As the number of small pigmented choroidal lesions detected during routine imaging increases – particularly in diabetic retinopathy (DR) screenings and pre-cataract assessments – opticians and optometrists face a growing challenge: differentiating benign nevi from early-stage melanomas. A recent Swedish study has explored the current diagnostic limitations of frontline eye care providers, and evaluated the potential of a deep learning algorithm – “MelAInoma” – to enhance triage decisions.
“This study builds on our earlier publication in Ophthalmology Science… [where] we validated the algorithm rigorously and showed that its performance is at least on par with that of experienced ocular oncologists,” explains corresponding author, Gustav Stålhammar. The study was designed “not to re-evaluate diagnostic accuracy, but to explore how opticians and optometrists handle small pigmented fundus lesions and how the tool might support them.”
The research found that incorporating MelAInoma into clinical decision-making significantly increased the odds of correctly referring melanomas. Additionally, false-positive referrals were reduced by a factor of 10. Decision curve analysis further confirmed that MelAInoma consistently delivered greater net clinical benefit across all threshold probabilities from 10 percent to 90 percent, particularly in reducing unnecessary referrals without compromising sensitivity.

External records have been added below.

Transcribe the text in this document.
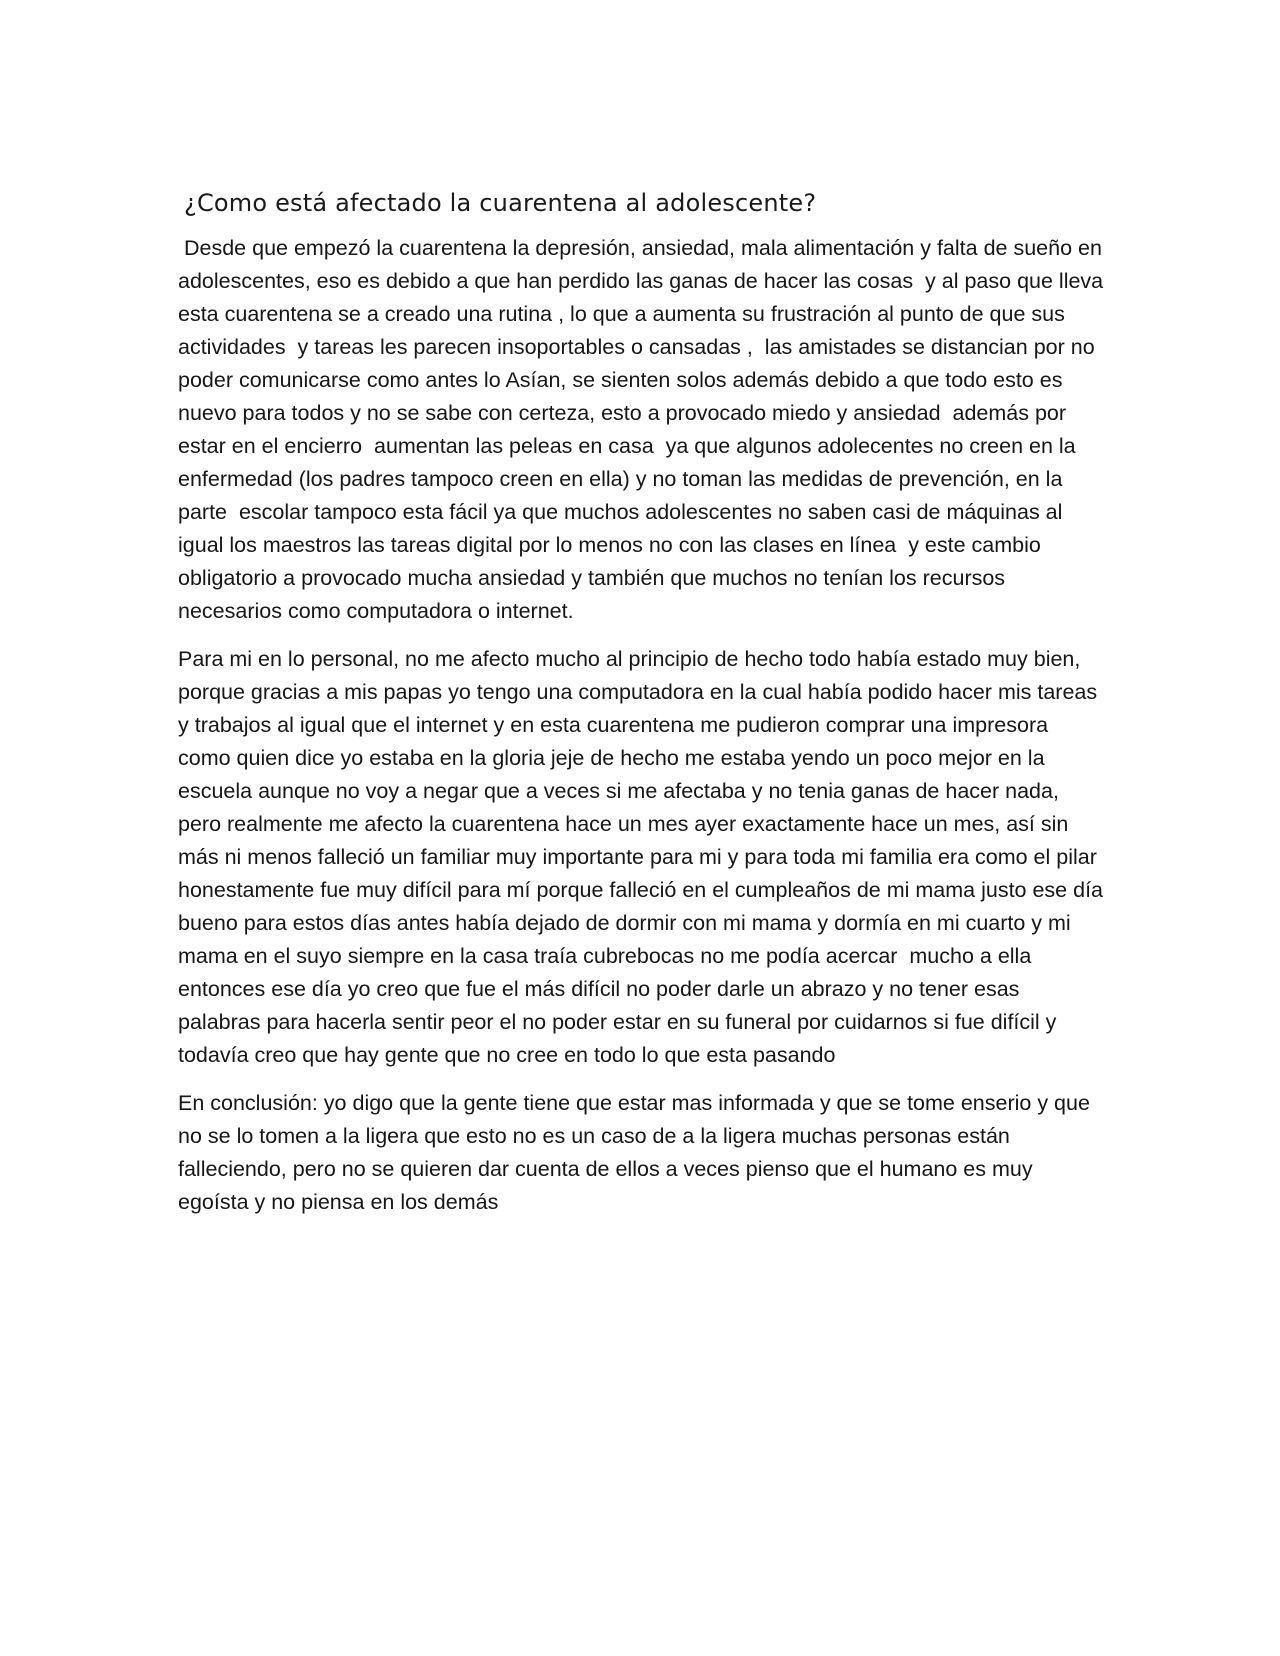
¿Como está afectado la cuarentena al adolescente?

Desde que empezó la cuarentena la depresión, ansiedad, mala alimentación y falta de sueño en adolescentes, eso es debido a que han perdido las ganas de hacer las cosas  y al paso que lleva esta cuarentena se a creado una rutina , lo que a aumenta su frustración al punto de que sus actividades  y tareas les parecen insoportables o cansadas ,  las amistades se distancian por no poder comunicarse como antes lo Asían, se sienten solos además debido a que todo esto es nuevo para todos y no se sabe con certeza, esto a provocado miedo y ansiedad  además por estar en el encierro  aumentan las peleas en casa  ya que algunos adolecentes no creen en la enfermedad (los padres tampoco creen en ella) y no toman las medidas de prevención, en la parte  escolar tampoco esta fácil ya que muchos adolescentes no saben casi de máquinas al igual los maestros las tareas digital por lo menos no con las clases en línea  y este cambio obligatorio a provocado mucha ansiedad y también que muchos no tenían los recursos necesarios como computadora o internet.

Para mi en lo personal, no me afecto mucho al principio de hecho todo había estado muy bien, porque gracias a mis papas yo tengo una computadora en la cual había podido hacer mis tareas y trabajos al igual que el internet y en esta cuarentena me pudieron comprar una impresora como quien dice yo estaba en la gloria jeje de hecho me estaba yendo un poco mejor en la escuela aunque no voy a negar que a veces si me afectaba y no tenia ganas de hacer nada, pero realmente me afecto la cuarentena hace un mes ayer exactamente hace un mes, así sin más ni menos falleció un familiar muy importante para mi y para toda mi familia era como el pilar honestamente fue muy difícil para mí porque falleció en el cumpleaños de mi mama justo ese día bueno para estos días antes había dejado de dormir con mi mama y dormía en mi cuarto y mi mama en el suyo siempre en la casa traía cubrebocas no me podía acercar  mucho a ella entonces ese día yo creo que fue el más difícil no poder darle un abrazo y no tener esas palabras para hacerla sentir peor el no poder estar en su funeral por cuidarnos si fue difícil y todavía creo que hay gente que no cree en todo lo que esta pasando

En conclusión: yo digo que la gente tiene que estar mas informada y que se tome enserio y que no se lo tomen a la ligera que esto no es un caso de a la ligera muchas personas están falleciendo, pero no se quieren dar cuenta de ellos a veces pienso que el humano es muy egoísta y no piensa en los demás
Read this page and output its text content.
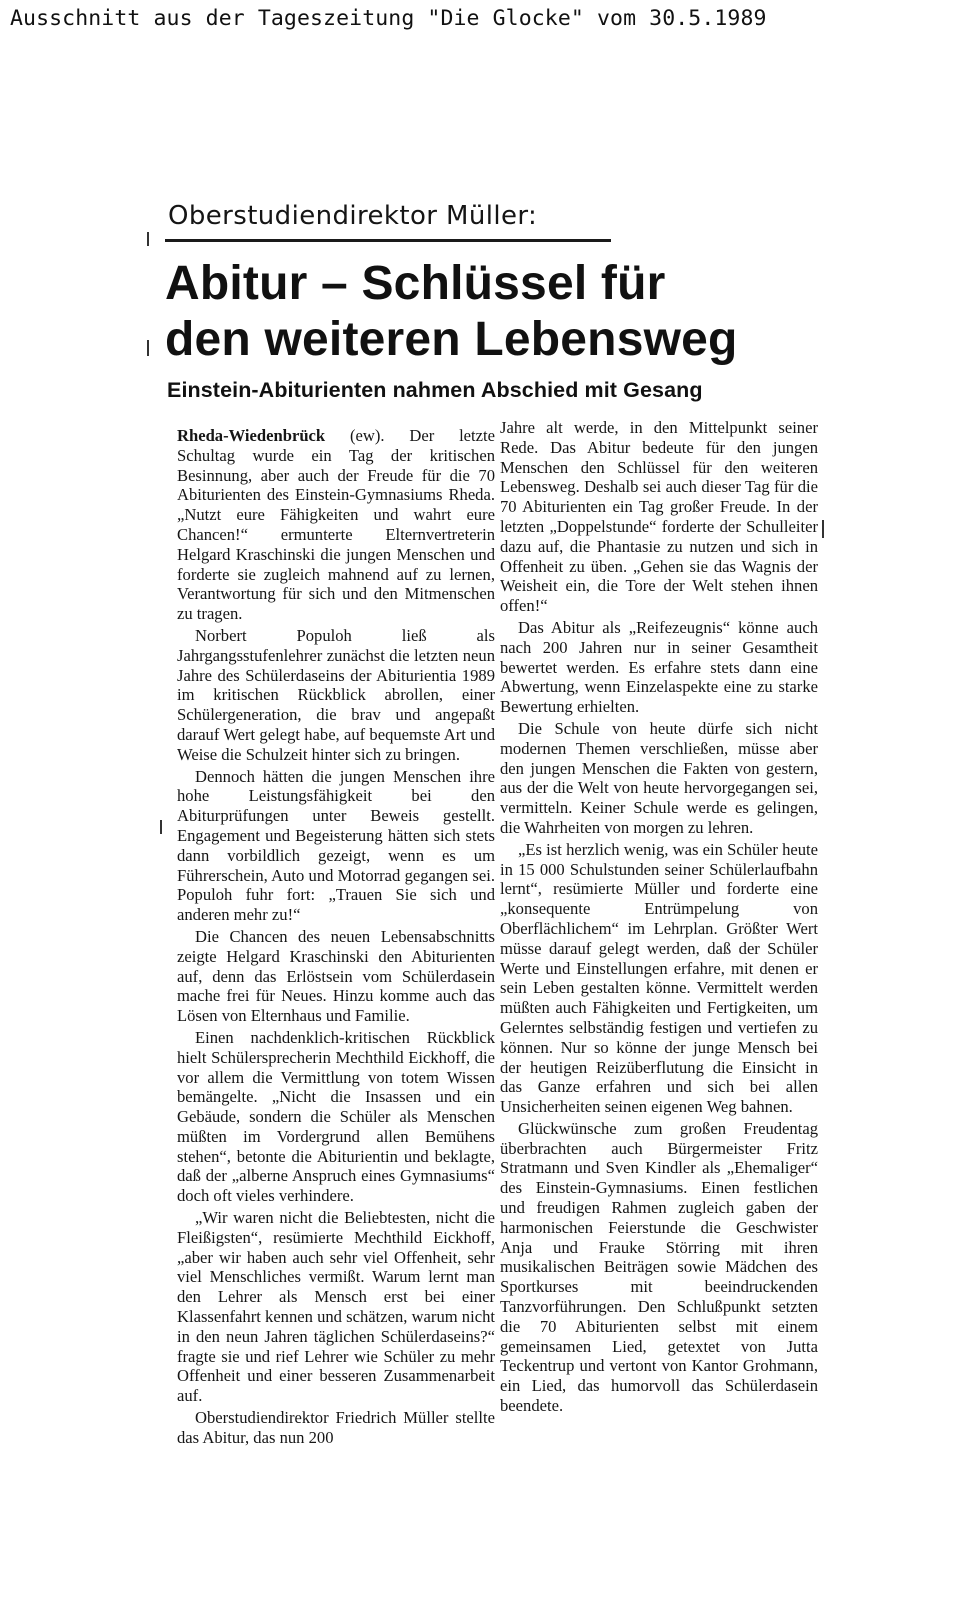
Ausschnitt aus der Tageszeitung "Die Glocke" vom 30.5.1989
Oberstudiendirektor Müller:
Abitur – Schlüssel für
den weiteren Lebensweg
Einstein-Abiturienten nahmen Abschied mit Gesang

Rheda-Wiedenbrück (ew). Der letzte Schultag wurde ein Tag der kritischen Besinnung, aber auch der Freude für die 70 Abiturienten des Einstein-Gymnasiums Rheda. „Nutzt eure Fähigkeiten und wahrt eure Chancen!“ ermunterte Elternvertreterin Helgard Kraschinski die jungen Menschen und forderte sie zugleich mahnend auf zu lernen, Verantwortung für sich und den Mitmenschen zu tragen.

Norbert Populoh ließ als Jahrgangsstufenlehrer zunächst die letzten neun Jahre des Schülerdaseins der Abiturientia 1989 im kritischen Rückblick abrollen, einer Schülergeneration, die brav und angepaßt darauf Wert gelegt habe, auf bequemste Art und Weise die Schulzeit hinter sich zu bringen.

Dennoch hätten die jungen Menschen ihre hohe Leistungsfähigkeit bei den Abiturprüfungen unter Beweis gestellt. Engagement und Begeisterung hätten sich stets dann vorbildlich gezeigt, wenn es um Führerschein, Auto und Motorrad gegangen sei. Populoh fuhr fort: „Trauen Sie sich und anderen mehr zu!“

Die Chancen des neuen Lebensabschnitts zeigte Helgard Kraschinski den Abiturienten auf, denn das Erlöstsein vom Schülerdasein mache frei für Neues. Hinzu komme auch das Lösen von Elternhaus und Familie.

Einen nachdenklich-kritischen Rückblick hielt Schülersprecherin Mechthild Eickhoff, die vor allem die Vermittlung von totem Wissen bemängelte. „Nicht die Insassen und ein Gebäude, sondern die Schüler als Menschen müßten im Vordergrund allen Bemühens stehen“, betonte die Abiturientin und beklagte, daß der „alberne Anspruch eines Gymnasiums“ doch oft vieles verhindere.

„Wir waren nicht die Beliebtesten, nicht die Fleißigsten“, resümierte Mechthild Eickhoff, „aber wir haben auch sehr viel Offenheit, sehr viel Menschliches vermißt. Warum lernt man den Lehrer als Mensch erst bei einer Klassenfahrt kennen und schätzen, warum nicht in den neun Jahren täglichen Schülerdaseins?“ fragte sie und rief Lehrer wie Schüler zu mehr Offenheit und einer besseren Zusammenarbeit auf.

Oberstudiendirektor Friedrich Müller stellte das Abitur, das nun 200

Jahre alt werde, in den Mittelpunkt seiner Rede. Das Abitur bedeute für den jungen Menschen den Schlüssel für den weiteren Lebensweg. Deshalb sei auch dieser Tag für die 70 Abiturienten ein Tag großer Freude. In der letzten „Doppelstunde“ forderte der Schulleiter dazu auf, die Phantasie zu nutzen und sich in Offenheit zu üben. „Gehen sie das Wagnis der Weisheit ein, die Tore der Welt stehen ihnen offen!“

Das Abitur als „Reifezeugnis“ könne auch nach 200 Jahren nur in seiner Gesamtheit bewertet werden. Es erfahre stets dann eine Abwertung, wenn Einzelaspekte eine zu starke Bewertung erhielten.

Die Schule von heute dürfe sich nicht modernen Themen verschließen, müsse aber den jungen Menschen die Fakten von gestern, aus der die Welt von heute hervorgegangen sei, vermitteln. Keiner Schule werde es gelingen, die Wahrheiten von morgen zu lehren.

„Es ist herzlich wenig, was ein Schüler heute in 15 000 Schulstunden seiner Schülerlaufbahn lernt“, resümierte Müller und forderte eine „konsequente Entrümpelung von Oberflächlichem“ im Lehrplan. Größter Wert müsse darauf gelegt werden, daß der Schüler Werte und Einstellungen erfahre, mit denen er sein Leben gestalten könne. Vermittelt werden müßten auch Fähigkeiten und Fertigkeiten, um Gelerntes selbständig festigen und vertiefen zu können. Nur so könne der junge Mensch bei der heutigen Reizüberflutung die Einsicht in das Ganze erfahren und sich bei allen Unsicherheiten seinen eigenen Weg bahnen.

Glückwünsche zum großen Freudentag überbrachten auch Bürgermeister Fritz Stratmann und Sven Kindler als „Ehemaliger“ des Einstein-Gymnasiums. Einen festlichen und freudigen Rahmen zugleich gaben der harmonischen Feierstunde die Geschwister Anja und Frauke Störring mit ihren musikalischen Beiträgen sowie Mädchen des Sportkurses mit beeindruckenden Tanzvorführungen. Den Schlußpunkt setzten die 70 Abiturienten selbst mit einem gemeinsamen Lied, getextet von Jutta Teckentrup und vertont von Kantor Grohmann, ein Lied, das humorvoll das Schülerdasein beendete.
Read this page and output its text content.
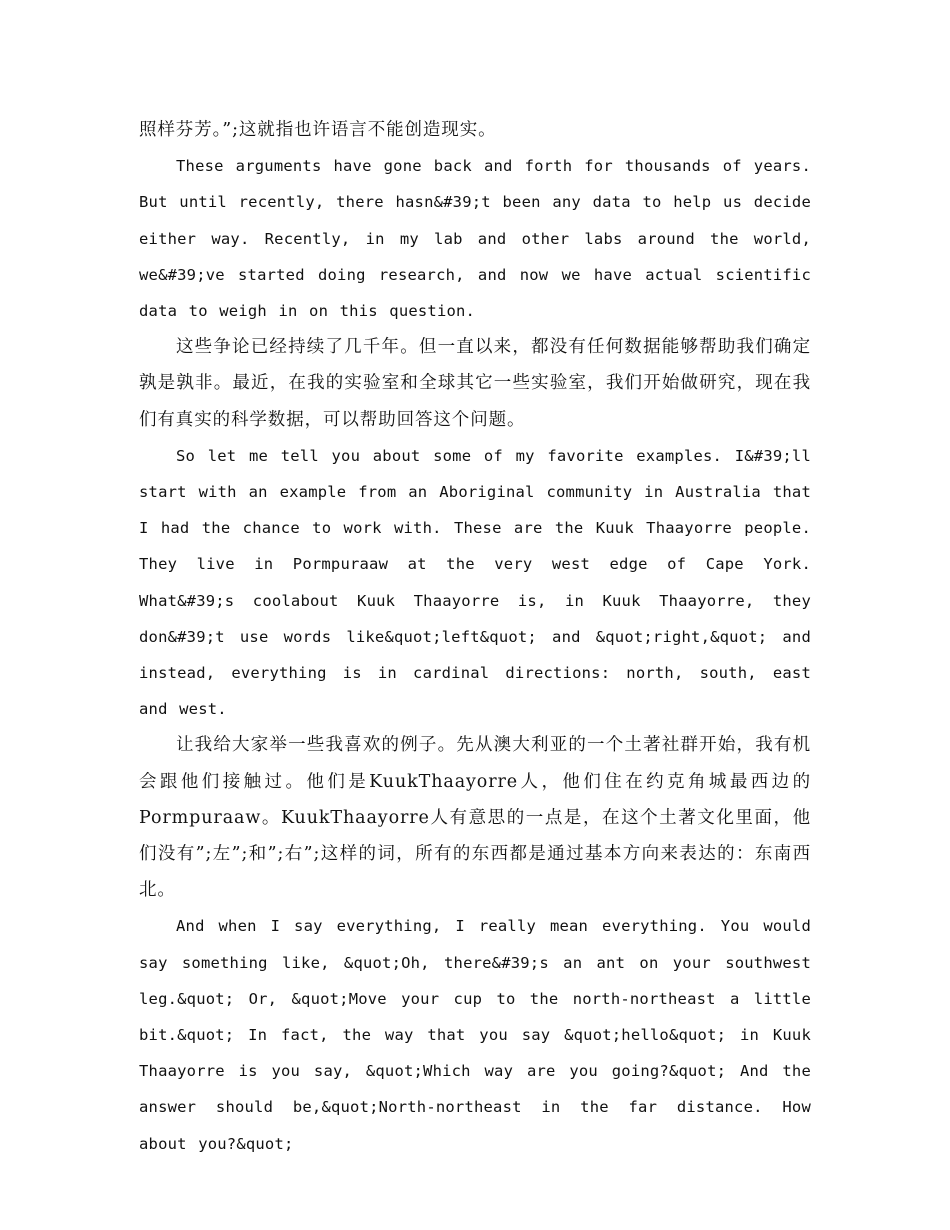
照样芬芳。”;这就指也许语言不能创造现实。

These arguments have gone back and forth for thousands of years. But until recently, there hasn&#39;t been any data to help us decide either way. Recently, in my lab and other labs around the world, we&#39;ve started doing research, and now we have actual scientific data to weigh in on this question.

这些争论已经持续了几千年。但一直以来，都没有任何数据能够帮助我们确定孰是孰非。最近，在我的实验室和全球其它一些实验室，我们开始做研究，现在我们有真实的科学数据，可以帮助回答这个问题。

So let me tell you about some of my favorite examples. I&#39;ll start with an example from an Aboriginal community in Australia that I had the chance to work with. These are the Kuuk Thaayorre people. They live in Pormpuraaw at the very west edge of Cape York. What&#39;s coolabout Kuuk Thaayorre is, in Kuuk Thaayorre, they don&#39;t use words like&quot;left&quot; and &quot;right,&quot; and instead, everything is in cardinal directions: north, south, east and west.

让我给大家举一些我喜欢的例子。先从澳大利亚的一个土著社群开始，我有机会跟他们接触过。他们是KuukThaayorre人，他们住在约克角城最西边的Pormpuraaw。KuukThaayorre人有意思的一点是，在这个土著文化里面，他们没有”;左”;和”;右”;这样的词，所有的东西都是通过基本方向来表达的：东南西北。

And when I say everything, I really mean everything. You would say something like, &quot;Oh, there&#39;s an ant on your southwest leg.&quot; Or, &quot;Move your cup to the north-northeast a little bit.&quot; In fact, the way that you say &quot;hello&quot; in Kuuk Thaayorre is you say, &quot;Which way are you going?&quot; And the answer should be,&quot;North-northeast in the far distance. How about you?&quot;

Importantly, 92 percent of the participants (opticians and optometrists) believed that MelAInoma would enhance their referral accuracy, and 88 percent felt that any added time was justified by the gain in diagnostic confidence. Given that nearly 70 percent of respondents encounter five or more patients annually with pigmented fundus lesions, the integration of AI tools like MelAInoma into optometric practice could hold strong potential for streamlining referral workflows and reducing pressure on ophthalmic oncology services.
“More than half of Swedish optical stores now have fundus cameras, and systematic screening programs for cataract, diabetic retinopathy, and AMD generate a growing number of incidental pigmented findings,” says Stålhammar. “Only a few ocular oncologists are available to triage these lesions, so initial evaluation often falls to opticians or general ophthalmologists who may see such cases infrequently. In this setting, MelAInoma can provide an immediate, standardized malignancy score to guide referral decisions.”
Speaking of how eye care practitioners’ responded to having this deep learning support tool, Stålhammar notes that “structured interviews conducted during the project showed near-unanimous interest in adopting the tool. Respondents cited greater diagnostic confidence, clearer referral thresholds, and reduced anxiety about missing a rare but sight- or life-threatening tumor as key advantages.”
“We are now preparing a phased roll-out of MelAInoma in Swedish optical stores to evaluate usability, turnaround time, and clinical impact under routine conditions,” says Stålhammar.